Alternatively, the optical fiber 20 may be run into the conduit 23
via pumped fluid, as previously described, after the conduit 23 is
run downhole. Next, the technique 60 includes perforating (block
66) the well. Subsequently, a fluid efficiency test (that includes
introducing the test fluid) is performed (block 68) on the well,
and any corrective action that is needed is taken (block 70).
Fracturing is subsequently performed, as depicted in block 72.
FIG. 8 depicts a system 80 in accordance with the technique 60. In
this manner, the conduit 23 (containing the optical fiber 20) is
disposed inside a central passageway of the well casing string 24,
and the upper end of the optical fiber 20 is optically coupled to
the OTDR circuit 22.
FIG. 9 depicts another system 100 in which the conduit 23 is
located inside the central passageway of the casing string 24.
However, in the system 100, the conduit 23 is attached to another
tubing 150 that extends downhole.

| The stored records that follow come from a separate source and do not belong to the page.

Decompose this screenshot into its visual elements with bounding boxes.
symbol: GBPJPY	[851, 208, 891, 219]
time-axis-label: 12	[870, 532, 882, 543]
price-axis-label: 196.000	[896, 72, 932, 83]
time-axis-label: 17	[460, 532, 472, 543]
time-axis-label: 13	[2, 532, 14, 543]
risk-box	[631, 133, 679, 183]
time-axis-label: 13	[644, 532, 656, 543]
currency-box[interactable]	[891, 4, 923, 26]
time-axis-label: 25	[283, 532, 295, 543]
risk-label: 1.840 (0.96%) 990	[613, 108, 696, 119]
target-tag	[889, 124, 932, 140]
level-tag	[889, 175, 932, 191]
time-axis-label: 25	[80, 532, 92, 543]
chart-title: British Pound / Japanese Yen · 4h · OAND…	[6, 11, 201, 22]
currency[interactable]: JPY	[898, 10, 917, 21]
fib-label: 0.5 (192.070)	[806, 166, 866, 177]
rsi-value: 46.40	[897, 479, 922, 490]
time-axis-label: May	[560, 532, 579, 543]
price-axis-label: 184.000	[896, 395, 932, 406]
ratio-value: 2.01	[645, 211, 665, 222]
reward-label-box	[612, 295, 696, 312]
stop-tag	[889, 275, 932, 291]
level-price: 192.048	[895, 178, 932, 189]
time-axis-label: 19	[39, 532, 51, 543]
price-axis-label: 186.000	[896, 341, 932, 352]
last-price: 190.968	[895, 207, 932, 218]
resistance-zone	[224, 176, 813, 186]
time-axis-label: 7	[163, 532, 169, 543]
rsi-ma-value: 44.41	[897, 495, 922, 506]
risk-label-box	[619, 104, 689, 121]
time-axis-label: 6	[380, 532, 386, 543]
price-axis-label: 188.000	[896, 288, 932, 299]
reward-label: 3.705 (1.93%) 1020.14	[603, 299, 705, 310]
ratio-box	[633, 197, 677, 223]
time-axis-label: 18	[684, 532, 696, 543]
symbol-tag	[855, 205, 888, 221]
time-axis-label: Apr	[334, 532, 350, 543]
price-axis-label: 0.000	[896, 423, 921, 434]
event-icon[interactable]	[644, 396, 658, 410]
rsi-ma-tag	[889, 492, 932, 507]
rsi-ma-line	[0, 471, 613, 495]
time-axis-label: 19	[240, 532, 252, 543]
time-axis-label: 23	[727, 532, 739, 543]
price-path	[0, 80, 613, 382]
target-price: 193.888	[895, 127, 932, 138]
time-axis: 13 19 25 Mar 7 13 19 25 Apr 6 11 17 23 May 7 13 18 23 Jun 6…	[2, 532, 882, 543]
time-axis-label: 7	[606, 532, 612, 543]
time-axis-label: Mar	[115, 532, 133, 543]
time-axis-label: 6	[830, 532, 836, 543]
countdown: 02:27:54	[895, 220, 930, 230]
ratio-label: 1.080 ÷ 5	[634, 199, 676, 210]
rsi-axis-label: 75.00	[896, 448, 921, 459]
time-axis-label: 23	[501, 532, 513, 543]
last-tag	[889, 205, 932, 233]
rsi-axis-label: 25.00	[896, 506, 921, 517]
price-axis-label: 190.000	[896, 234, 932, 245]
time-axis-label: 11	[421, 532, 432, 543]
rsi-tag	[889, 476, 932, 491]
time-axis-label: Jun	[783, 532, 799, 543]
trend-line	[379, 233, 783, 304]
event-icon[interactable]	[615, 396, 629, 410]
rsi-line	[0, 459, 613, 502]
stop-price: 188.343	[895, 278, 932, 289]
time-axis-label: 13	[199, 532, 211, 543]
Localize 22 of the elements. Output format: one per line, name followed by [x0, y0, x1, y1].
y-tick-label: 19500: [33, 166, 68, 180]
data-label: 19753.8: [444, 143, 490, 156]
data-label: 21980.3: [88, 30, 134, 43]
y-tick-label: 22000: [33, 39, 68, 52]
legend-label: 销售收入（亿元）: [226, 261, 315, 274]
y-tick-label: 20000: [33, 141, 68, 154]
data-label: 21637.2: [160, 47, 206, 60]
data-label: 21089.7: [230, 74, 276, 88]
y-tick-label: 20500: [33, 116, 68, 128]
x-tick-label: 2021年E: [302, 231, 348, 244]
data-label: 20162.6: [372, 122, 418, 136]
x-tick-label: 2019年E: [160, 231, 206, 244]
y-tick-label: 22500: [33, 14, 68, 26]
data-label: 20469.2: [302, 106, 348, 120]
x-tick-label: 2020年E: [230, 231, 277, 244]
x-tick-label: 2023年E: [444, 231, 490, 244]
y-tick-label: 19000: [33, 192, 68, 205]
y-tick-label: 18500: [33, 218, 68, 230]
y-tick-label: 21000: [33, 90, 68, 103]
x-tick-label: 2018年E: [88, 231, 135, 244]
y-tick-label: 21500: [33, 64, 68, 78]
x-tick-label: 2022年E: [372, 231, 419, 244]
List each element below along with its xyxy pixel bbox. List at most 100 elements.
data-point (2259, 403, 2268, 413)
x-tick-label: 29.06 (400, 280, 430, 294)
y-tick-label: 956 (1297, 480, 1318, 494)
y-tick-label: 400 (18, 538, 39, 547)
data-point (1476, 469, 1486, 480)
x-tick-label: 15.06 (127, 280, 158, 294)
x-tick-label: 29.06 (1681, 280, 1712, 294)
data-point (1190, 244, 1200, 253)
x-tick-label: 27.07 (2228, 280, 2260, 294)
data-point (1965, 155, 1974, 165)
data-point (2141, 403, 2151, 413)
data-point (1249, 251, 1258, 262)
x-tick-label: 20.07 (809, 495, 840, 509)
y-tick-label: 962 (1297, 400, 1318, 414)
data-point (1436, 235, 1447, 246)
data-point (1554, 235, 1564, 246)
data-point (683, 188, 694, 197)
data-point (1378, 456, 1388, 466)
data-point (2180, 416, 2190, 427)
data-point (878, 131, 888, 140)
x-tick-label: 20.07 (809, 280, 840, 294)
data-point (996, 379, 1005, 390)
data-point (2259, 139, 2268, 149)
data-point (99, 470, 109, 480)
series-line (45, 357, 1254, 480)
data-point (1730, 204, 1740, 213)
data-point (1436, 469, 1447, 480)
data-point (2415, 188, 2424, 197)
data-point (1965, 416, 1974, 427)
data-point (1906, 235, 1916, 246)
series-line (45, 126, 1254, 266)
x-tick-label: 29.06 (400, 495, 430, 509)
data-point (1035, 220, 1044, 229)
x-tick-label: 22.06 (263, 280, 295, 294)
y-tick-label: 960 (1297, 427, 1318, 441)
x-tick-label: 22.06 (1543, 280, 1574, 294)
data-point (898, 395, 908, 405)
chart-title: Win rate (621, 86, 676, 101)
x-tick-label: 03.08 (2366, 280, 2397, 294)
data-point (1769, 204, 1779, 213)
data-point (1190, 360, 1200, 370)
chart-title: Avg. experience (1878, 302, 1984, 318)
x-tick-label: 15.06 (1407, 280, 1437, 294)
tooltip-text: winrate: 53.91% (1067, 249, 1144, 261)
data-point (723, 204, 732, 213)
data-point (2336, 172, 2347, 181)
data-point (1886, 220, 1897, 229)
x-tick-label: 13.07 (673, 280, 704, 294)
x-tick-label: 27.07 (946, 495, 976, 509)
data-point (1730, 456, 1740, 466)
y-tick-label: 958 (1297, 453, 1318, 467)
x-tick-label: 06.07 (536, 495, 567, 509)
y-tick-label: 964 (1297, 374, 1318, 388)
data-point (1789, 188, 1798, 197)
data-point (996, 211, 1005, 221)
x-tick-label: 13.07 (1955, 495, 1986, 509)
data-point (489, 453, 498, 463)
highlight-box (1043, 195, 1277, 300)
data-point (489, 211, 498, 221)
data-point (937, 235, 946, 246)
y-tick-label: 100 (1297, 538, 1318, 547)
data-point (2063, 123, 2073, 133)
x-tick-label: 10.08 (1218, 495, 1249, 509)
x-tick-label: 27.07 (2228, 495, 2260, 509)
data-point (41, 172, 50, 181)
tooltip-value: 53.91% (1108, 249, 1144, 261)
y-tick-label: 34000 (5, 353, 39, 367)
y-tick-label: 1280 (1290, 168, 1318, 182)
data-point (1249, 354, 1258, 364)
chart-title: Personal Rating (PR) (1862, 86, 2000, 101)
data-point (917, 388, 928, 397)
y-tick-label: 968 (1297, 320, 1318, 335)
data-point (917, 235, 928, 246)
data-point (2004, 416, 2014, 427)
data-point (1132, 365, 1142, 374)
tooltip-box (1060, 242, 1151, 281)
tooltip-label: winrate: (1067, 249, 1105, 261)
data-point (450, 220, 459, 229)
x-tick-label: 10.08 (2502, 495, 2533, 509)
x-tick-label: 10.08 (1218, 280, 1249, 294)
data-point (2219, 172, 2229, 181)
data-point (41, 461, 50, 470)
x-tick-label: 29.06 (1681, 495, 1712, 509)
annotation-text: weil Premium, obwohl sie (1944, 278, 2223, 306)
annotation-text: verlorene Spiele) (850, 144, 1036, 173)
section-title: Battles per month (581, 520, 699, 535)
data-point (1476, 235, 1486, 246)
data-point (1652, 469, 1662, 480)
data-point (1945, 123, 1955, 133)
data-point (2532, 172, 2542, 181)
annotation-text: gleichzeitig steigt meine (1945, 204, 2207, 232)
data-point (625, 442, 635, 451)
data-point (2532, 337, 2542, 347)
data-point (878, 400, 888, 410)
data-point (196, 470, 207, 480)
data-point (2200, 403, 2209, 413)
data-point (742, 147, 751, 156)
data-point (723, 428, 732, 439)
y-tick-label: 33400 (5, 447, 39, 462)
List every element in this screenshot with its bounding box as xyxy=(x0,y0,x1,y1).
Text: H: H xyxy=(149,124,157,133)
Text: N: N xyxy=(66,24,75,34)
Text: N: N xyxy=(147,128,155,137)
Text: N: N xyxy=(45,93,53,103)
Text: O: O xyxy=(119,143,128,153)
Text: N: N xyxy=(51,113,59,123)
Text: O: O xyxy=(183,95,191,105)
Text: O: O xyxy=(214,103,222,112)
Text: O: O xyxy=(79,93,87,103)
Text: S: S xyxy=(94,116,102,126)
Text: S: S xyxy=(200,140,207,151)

In this manner, in the system
100, the conduit 23 may be attached via clamps or bands 154 (for
example) to the tubing 150. As an example, the tubing 150 may be
used for purposes of introducing the test fluid into the well,
communicating other fluid downhole, controlling a downhole tool,
etc.
In some embodiments of the invention, the tubing 150 includes a
perforated tail pipe section 152 that extends across the relevant
zone or zones. In some embodiments of the invention, the conduit 23
is placed in a position such that the perforation tunnels of the
well, such as the perforation tunnels 34, do not coincide with the
conduit 23. As an example, test fluid may be delivered into the
well via the perforated tail piper section 152. Furthermore,
fracturing fluid may subsequently be communicated into the well via
the section 152.
Other embodiments are within the scope of the following claims. For
example, in some embodiments of the invention, a distributed
temperature sensor may be deployed in a lateral well bore. Other
variations are possible.
While the present invention has been described with respect to a
limited number of embodiments, those skilled in the art, having the
benefit of this disclosure, will appreciate numerous modifications
and variations therefrom. It is intended that the appended claims
cover all such modifications and variations as fall within the true
spirit and scope of this present invention.